There are 3 main data sets we can return, here they are with their matching query params:
Data | Query params | Use group_by |
---|---|---|
Table | totals:false&graph:false | yes |
Totals | totals:true&graph:false | no |
Graph | totals:false&graph:true | yes |
None | totals:true&graph:true | n/a |
"Totals" does not need to `group by`` a dimension as we're going to get the complete totals of the entire aggregated data set.
Examples¶
Lets now look at some examples based on query params sent up, and see what SQL would get generated, and thus what data would be returned.
Table Data¶
/report-my-data/?account=1&date__gte=2023-01-01&date__lte=2023-01-04&product__in=1,2,3&group_by=referer
select
b.name,
sum(a.sales) as `sales`,
sum(a.revenue) as `revenue`,
sum(a.visits) as `visits`
from report_my_table a
join attrib_referer b on a.referer_id = b.id
where a.date between '2023-01-01 00:00:00' and '2023-01-04 23:59:59'
group by b.name
This will return to the frontend:
Referer | Sales | Revenue | Visits |
---|---|---|---|
First | 19 | 265 | 20 |
Second | 10 | 165 | 20 |
Third | 5 | 90 | 20 |
Table Totals¶
/report-my-data/?account=1&date__gte=2023-01-01&date__lte=2023-01-04&product__in=1,2,3&totals=true
select
sum(x.sales),
sum(x.revenue),
sum(x.visits),
from (
select
b.name,
sum(a.sales) as `sales`,
sum(a.revenue) as `revenue`,
sum(a.visits) as `visits`
from report_my_table a
join attrib_referer b on a.referer_id = b.id
where a.date between '2023-01-01 00:00:00' and '2023-01-04 23:59:59'
group by b.name
) x
This will return to the frontend:
Sales | Revenue | Visits |
---|---|---|
34 | 520 | 60 |
Graph data¶
/report-my-data/?account=1&date__gte=2023-01-01&date__lte=2023-01-04&product__in=1,2,3&graph=true&graph_group_by=date&graph_group_by_type=date__day&graph_metrics=sales
select
date(x.date)
sum(x.sales)
from (
select
date(a.date) as `date`
b.name,
sum(a.sales) as `sales`,
sum(a.revenue) as `revenue`,
sum(a.visits) as `visits`
from report_my_table a
join attrib_referer b on a.referer_id = b.id
where a.date between '2023-01-01 00:00:00' and '2023-01-04 23:59:59'
group by date(a.date), b.name
) x
group by date(x.date)
This will return:
Date | Sales |
---|---|
01/01/2023 | 6 |
02/01/2023 | 11 |
03/01/2023 | 12 |
04/01/2023 | 5 |
Having¶
The reason we have to build the "base query set" and then wrap that in another select, is to allow for users to filter on the data they see in the front end. Given the examples above, lets say we're looking at this table of data:
Referer | Sales | Revenue | Visits |
---|---|---|---|
First | 19 | 265 | 20 |
Second | 10 | 165 | 20 |
Third | 5 | 90 | 20 |
If we were to "filter" on "sales" where "sales is > 5", without the nested subquery, we would generate this:
select
b.name,
sum(a.sales) as `sales`,
sum(a.revenue) as `revenue`,
sum(a.visits) as `visits`
from report_my_table a
join attrib_referer b on a.referer_id = b.id
where a.date between '2023-01-01 00:00:00' and '2023-01-04 23:59:59'
and a.sales > 5
group by b.name
Which would return:
Referer | Sales | Revenue | Visits |
---|---|---|---|
First | 7 | 55 | 2 |
This is because we're filtering on the individual rows in the table, rather than the aggregated data which is what our user has seen.

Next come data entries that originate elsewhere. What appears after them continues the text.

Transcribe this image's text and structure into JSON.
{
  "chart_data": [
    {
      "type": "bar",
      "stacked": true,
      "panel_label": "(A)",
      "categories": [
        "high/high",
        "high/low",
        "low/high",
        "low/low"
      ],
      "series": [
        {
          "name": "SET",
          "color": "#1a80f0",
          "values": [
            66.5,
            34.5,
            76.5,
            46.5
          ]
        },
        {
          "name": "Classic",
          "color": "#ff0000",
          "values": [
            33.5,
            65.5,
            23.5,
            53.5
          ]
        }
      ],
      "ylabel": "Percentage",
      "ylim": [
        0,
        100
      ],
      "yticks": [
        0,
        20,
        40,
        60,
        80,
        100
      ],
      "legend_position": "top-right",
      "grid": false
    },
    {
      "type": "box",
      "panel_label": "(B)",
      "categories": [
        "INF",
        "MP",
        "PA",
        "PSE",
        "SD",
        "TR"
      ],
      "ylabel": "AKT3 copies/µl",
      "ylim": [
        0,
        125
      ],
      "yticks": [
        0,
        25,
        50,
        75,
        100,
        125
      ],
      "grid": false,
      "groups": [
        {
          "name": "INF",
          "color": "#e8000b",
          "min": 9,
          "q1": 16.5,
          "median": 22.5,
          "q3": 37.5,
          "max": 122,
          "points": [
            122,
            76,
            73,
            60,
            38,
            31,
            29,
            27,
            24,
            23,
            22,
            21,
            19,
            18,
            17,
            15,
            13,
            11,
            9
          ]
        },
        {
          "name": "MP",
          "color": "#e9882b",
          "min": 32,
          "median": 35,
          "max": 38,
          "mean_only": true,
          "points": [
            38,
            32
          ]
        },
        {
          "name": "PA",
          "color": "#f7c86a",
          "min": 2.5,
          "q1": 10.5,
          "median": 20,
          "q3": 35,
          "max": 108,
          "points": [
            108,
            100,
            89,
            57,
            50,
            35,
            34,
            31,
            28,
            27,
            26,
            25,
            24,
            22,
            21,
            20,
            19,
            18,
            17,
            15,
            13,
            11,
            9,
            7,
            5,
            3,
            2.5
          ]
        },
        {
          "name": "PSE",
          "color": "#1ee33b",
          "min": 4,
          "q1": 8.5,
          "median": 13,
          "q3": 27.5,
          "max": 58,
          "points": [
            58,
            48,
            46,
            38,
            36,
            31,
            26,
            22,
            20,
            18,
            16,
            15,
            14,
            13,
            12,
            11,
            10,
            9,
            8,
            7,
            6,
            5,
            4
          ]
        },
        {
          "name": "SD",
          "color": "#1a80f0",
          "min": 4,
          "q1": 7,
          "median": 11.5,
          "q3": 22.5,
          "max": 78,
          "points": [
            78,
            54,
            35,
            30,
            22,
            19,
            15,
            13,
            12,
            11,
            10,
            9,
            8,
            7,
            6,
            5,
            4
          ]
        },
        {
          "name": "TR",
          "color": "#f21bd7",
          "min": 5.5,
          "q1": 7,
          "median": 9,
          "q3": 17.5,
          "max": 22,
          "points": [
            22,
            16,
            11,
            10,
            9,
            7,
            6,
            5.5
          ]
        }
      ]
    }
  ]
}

However, because of how we apply the having
filtering to our outter query, we now get this:
select
x.name,
sum(x.sales),
sum(x.revenue),
sum(x.visits)
from (
select
b.name,
sum(a.sales) as `sales`,
sum(a.revenue) as `revenue`,
sum(a.visits) as `visits`
from report_my_table a
join attrib_referer b on a.referer_id = b.id
where a.date between '2023-01-01 00:00:00' and '2023-01-04 23:59:59'
group by b.name
) x
having sum(x.sales) > 5
Which will return:
Referer | Sales | Revenue | Visits |
---|---|---|---|
First | 19 | 265 | 20 |
Second | 10 | 165 | 20 |
Each query generated for table, totals, and graph, will apply having
in the same way so they will all always reflect the correct data sets.